In the UK, he said, emissions monitoring for dioxins is required by the Environment Agency for processes that have the potential to release these compounds and the monitoring requirement is generally to sample for around eight hours twice yearly, or more often if the process presents a higher level of risk.

A continuous sampler

At this point Middleton handed over to TCR Tecora director Maurizio Migliore. He explained: “Existing portable dioxins sampling equipment merely provides a ‘snapshot’ of the process from which it is not possible to quantify mass emissions and for this reason, as a specialist company in emissions sampling equipment, TCR Tecora decided to develop a system that would be permanently installed on a stack and would be able to sample for much longer periods of time.”

The new system, known as DECS (dioxins emissions continuous sampling), has received MCERTS and TUV approval. Migliore added: “The launch of DECS has provided regulators all over the world with the facility to require the creation of samples that represent total process dioxins emissions over much longer periods; up to one month. Secondly, DECS provides environmentally conscious businesses with the opportunity to generate emissions data that is far more informative and therefore of much greater value to regulators and the public.

Migliore explained that DECS was developed to mimic exactly the manual sampling methods and to comply with both European and US Standards. His colleague Paulo de Angelis provided a technical description of DECS, explaining that the European Standard EN1948-1 offers the facility to employ one of three methods; filter/condenser, dilution or cooled probe. However, he outlined the weaknesses associated with the latter two methods, describing how this led his development team to choose the filter/condenser method for DECS.

The filter/condenser method is also prescribed in the USEPA23 standard method. Expanding further on the advantages of the filter/condenser method, de Angelis said: “A heated isokinetic stack sampling probe, in conjunction with the external filter, provides the option to sample for hydrochloric acid, mercury and heavy metals in addition to dioxins and furans.”

The DECS sampling unit is permanently installed on a stack and operates automatically, which means that less labour is involved in the sampling process and the procedure is fully automatic so there is less opportunity for error and operators do not need to be highly trained experts.

TCR Tecora claims that, as a permanently installed fixture, DECS is less costly than occasional sampling. Furthermore, a control unit is installed on-site which can operate up to four samplers and thereby reduce the costs per stack even further. Remote access is available via the internet or intranet. The TCE Tecora speakers brought a DECS system to the Open University for the purposes of the seminar so that delegates could study the operation of the unit.

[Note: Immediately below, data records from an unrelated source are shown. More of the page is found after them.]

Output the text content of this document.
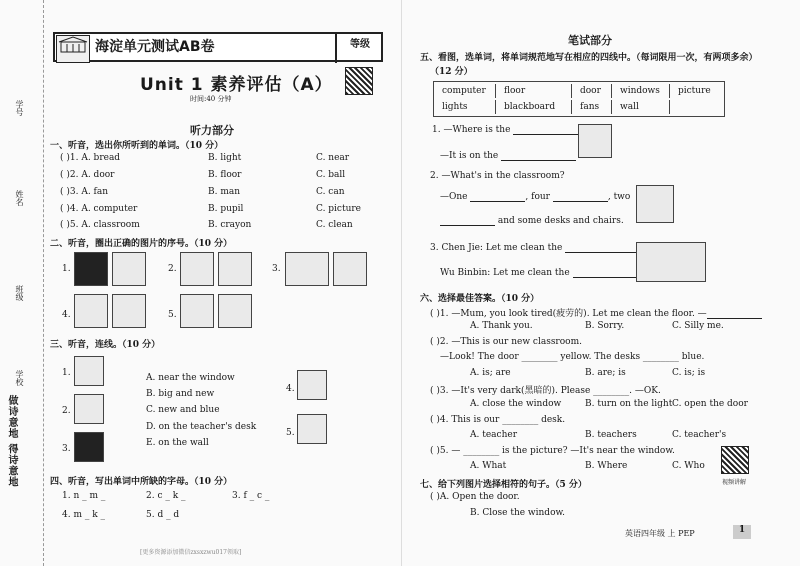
学号
姓名
班级
学校
做诗意地 得诗意地
海淀单元测试AB卷	等级
Unit 1 素养评估（A）
时间:40 分钟
听力部分
一、听音，选出你所听到的单词。（10 分）
( )1. A. bread	B. light	C. near
( )2. A. door	B. floor	C. ball
( )3. A. fan	B. man	C. can
( )4. A. computer	B. pupil	C. picture
( )5. A. classroom	B. crayon	C. clean
二、听音，圈出正确的图片的序号。（10 分）
1.	2.	3.
4.	5.
三、听音，连线。（10 分）
1.
2.
3.
A. near the window
B. big and new
C. new and blue
D. on the teacher's desk
E. on the wall
4.
5.
四、听音，写出单词中所缺的字母。（10 分）
1. n _ m _	2. c _ k _	3. f _ c _
4. m _ k _	5. d _ d
笔试部分
五、看图，选单词，将单词规范地写在相应的四线中。（每词限用一次，有两项多余）
（12 分）
computer	floor	door	windows	picture
lights	blackboard	fans	wall	
1. —Where is the
—It is on the
2. —What's in the classroom?
—One	, four	, two
and some desks and chairs.
3. Chen Jie: Let me clean the
Wu Binbin: Let me clean the
六、选择最佳答案。（10 分）
( )1. —Mum, you look tired(疲劳的). Let me clean the floor. —
A. Thank you.	B. Sorry.	C. Silly me.
( )2. —This is our new classroom.
—Look! The door ________ yellow. The desks ________ blue.
A. is; are	B. are; is	C. is; is
( )3. —It's very dark(黑暗的). Please ________. —OK.
A. close the window	B. turn on the light C. open the door
( )4. This is our ________ desk.
A. teacher	B. teachers	C. teacher's
( )5. — ________ is the picture? —It's near the window.
A. What	B. Where	C. Who
视频讲解
七、给下列图片选择相符的句子。（5 分）
( )A. Open the door.
B. Close the window.
英语四年级 上 PEP	1
[更多资源添加微信zxsxzwu017领取]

Summing up, Quantitech’s Duggan said, “Dioxin monitoring is clearly evolving and the launch of the DECS provides process operators and regulators with the ability to produce better quality data. It is interesting to note that visitors to a similar seminar in Paris have recently been required by their regulator to install long-term dioxins sampling equipment, so one suspects that similar circumstances may arise here in the UK.”